Proceedings of the Fifteenth Language Resources and Evaluation Conference (LREC 2026)

Abstract

This paper analyses the implementation of Automatic Speech Recognition (ASR) into the transcription workflow of the KIParla corpus, a resource of spoken Italian. Through a two-phase experiment, 11 expert and novice transcribers produced both manual and ASR-assisted transcriptions of identical audio segments across three different types of conversation, which were subsequently analyzed through a combination of statistical modeling, word-level alignment and a series of annotation-based metrics. Results show that ASR-assisted workflows can increase transcription speed but do not systemically improve accuracy or prosodic annotation quality.
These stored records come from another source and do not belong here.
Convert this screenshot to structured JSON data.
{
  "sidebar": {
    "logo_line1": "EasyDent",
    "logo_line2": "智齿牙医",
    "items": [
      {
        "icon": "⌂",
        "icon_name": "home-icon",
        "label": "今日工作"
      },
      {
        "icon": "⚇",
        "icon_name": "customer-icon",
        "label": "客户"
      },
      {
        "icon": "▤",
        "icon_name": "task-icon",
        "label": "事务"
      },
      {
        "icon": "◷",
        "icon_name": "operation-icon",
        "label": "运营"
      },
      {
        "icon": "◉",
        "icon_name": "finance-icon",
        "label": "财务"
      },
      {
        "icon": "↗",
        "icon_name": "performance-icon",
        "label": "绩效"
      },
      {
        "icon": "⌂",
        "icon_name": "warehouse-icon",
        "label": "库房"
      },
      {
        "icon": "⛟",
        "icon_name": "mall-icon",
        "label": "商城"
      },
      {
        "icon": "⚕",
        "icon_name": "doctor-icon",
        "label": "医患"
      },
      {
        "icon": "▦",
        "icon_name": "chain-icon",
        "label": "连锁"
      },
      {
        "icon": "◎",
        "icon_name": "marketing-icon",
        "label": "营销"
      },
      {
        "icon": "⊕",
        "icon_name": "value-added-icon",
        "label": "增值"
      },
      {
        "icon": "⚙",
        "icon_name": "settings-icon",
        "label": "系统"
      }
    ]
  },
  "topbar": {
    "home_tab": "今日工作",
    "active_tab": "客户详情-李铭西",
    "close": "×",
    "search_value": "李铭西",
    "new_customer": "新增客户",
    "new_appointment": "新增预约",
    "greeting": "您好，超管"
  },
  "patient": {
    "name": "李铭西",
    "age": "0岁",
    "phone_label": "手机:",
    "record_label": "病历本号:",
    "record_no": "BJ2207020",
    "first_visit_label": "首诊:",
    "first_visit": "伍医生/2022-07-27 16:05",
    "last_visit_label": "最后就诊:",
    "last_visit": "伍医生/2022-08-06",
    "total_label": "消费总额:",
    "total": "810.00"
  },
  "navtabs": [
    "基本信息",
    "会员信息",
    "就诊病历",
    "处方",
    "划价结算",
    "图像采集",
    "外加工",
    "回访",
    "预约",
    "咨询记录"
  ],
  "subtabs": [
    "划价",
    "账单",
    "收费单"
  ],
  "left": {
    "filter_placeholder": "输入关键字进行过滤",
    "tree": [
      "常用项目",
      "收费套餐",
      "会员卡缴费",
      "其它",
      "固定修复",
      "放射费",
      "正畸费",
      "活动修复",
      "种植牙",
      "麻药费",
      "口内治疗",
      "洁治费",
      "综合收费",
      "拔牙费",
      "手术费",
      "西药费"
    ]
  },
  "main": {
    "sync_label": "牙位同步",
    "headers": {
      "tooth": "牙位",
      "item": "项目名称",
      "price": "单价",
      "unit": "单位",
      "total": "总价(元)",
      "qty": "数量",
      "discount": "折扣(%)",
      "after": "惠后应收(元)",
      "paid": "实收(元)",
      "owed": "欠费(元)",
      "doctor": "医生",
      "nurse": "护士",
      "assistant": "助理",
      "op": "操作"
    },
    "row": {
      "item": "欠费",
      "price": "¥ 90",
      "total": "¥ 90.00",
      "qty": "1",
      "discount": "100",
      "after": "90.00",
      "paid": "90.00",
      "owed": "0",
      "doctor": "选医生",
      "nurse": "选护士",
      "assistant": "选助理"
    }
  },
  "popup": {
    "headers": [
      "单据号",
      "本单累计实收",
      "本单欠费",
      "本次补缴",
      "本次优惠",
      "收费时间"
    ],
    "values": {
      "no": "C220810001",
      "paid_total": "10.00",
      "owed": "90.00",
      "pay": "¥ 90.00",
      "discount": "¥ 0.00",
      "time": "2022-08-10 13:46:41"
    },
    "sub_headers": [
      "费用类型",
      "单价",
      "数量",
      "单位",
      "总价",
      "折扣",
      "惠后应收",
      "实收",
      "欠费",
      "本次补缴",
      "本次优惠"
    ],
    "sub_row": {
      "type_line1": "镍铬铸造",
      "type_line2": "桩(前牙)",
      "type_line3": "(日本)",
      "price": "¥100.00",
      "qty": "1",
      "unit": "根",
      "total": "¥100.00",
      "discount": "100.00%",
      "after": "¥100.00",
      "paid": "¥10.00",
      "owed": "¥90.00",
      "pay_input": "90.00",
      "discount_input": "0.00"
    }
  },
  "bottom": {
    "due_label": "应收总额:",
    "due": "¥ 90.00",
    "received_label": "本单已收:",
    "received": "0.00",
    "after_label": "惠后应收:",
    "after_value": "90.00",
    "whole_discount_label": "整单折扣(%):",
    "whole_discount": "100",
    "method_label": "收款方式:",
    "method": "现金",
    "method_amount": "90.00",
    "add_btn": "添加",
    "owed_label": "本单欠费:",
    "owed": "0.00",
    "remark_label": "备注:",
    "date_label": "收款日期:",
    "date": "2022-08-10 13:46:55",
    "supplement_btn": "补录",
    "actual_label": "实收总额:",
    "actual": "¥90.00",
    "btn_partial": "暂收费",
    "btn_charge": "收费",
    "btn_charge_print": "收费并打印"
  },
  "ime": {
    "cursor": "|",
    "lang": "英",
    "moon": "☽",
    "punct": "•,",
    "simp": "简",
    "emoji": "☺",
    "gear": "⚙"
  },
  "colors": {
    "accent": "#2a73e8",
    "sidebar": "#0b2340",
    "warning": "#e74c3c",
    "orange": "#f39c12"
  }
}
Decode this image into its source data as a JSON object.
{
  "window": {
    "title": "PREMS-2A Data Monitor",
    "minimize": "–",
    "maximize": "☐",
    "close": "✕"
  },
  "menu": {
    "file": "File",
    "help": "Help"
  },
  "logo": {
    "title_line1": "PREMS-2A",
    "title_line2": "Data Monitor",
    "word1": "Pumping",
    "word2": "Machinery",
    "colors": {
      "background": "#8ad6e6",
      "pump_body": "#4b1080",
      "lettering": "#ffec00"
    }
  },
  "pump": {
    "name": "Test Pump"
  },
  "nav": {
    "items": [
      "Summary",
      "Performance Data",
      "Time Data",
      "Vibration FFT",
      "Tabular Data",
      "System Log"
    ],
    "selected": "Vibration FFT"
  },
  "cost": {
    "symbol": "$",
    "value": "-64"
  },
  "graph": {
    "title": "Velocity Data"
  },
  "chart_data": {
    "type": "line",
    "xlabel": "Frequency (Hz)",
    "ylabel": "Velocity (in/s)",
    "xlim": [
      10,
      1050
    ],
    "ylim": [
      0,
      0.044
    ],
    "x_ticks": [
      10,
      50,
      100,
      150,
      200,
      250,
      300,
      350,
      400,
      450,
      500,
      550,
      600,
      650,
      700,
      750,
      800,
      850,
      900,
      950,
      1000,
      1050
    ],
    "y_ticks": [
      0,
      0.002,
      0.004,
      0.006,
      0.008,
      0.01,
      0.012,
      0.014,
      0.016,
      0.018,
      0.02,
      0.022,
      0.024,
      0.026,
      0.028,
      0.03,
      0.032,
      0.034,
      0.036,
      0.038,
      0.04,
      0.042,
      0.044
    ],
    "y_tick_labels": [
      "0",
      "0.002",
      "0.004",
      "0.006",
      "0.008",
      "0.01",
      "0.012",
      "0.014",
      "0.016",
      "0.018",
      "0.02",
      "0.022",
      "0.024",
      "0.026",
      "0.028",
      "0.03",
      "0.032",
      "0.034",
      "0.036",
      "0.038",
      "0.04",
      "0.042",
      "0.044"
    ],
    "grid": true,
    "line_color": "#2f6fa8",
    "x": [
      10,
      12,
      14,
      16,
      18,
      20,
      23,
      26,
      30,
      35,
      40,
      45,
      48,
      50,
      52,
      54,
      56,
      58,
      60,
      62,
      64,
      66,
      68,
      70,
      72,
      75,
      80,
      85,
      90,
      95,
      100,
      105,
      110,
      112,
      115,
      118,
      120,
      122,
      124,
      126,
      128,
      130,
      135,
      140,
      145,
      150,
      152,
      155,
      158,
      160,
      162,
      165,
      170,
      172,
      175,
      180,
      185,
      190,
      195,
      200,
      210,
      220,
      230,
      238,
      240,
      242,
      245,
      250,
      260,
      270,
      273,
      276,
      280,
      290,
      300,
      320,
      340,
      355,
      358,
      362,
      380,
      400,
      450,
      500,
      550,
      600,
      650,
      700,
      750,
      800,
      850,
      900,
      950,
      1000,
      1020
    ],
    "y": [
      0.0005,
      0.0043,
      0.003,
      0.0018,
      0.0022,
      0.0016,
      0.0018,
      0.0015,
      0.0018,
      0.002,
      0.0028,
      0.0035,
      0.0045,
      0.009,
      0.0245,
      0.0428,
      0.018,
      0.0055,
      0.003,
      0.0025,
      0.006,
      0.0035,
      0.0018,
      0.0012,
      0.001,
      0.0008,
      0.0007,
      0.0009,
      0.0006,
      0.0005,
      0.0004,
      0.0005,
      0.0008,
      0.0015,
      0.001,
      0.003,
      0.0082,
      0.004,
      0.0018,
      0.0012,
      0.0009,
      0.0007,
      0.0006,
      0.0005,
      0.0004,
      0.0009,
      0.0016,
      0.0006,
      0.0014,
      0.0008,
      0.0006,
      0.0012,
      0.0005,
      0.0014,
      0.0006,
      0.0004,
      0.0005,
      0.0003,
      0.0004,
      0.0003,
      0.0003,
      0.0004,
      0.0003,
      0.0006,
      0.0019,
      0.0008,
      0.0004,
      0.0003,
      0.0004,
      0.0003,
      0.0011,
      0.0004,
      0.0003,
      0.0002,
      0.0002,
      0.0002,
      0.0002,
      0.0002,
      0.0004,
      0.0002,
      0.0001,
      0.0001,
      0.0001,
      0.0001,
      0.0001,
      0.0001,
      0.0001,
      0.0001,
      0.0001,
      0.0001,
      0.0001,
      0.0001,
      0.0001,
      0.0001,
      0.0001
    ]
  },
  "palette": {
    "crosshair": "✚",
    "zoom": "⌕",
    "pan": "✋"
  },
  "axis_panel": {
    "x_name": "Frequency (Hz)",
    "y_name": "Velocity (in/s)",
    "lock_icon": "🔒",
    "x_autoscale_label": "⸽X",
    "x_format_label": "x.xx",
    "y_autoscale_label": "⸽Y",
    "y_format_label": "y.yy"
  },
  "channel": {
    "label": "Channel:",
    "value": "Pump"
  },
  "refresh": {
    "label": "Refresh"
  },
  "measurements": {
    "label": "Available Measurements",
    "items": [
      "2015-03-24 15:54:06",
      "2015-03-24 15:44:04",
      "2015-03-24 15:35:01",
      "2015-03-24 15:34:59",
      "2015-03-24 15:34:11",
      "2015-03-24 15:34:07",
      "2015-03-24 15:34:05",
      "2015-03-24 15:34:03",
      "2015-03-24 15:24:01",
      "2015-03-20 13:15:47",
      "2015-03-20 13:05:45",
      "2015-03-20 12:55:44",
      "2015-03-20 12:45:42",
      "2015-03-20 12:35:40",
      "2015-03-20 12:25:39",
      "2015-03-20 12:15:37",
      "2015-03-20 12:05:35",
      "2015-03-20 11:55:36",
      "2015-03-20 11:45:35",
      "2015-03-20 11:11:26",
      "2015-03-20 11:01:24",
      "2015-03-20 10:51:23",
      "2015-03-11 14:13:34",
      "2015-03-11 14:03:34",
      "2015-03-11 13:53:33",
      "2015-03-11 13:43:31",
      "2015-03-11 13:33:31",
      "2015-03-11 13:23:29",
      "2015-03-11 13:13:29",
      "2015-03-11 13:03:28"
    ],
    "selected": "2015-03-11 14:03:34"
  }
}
Improvements appear to depend on multiple factors, including workflow configuration, conversation type and annotator experience. These findings are therefore yet not generalizable and highlight the complex interplay between transcription expertise, data type and workflow design. Despite current limitations, ASR-assisted transcription, potentially when supported by task-specific fine-tuning, could be integrated into the KIParla transcription workflow to accelerate corpus creation without compromising linguistic and annotation quality. More broadly, this work underscores the potential of semi-automatic transcription for corpus building, especially in complex settings involving multiple speakers and spontaneous, conversational data.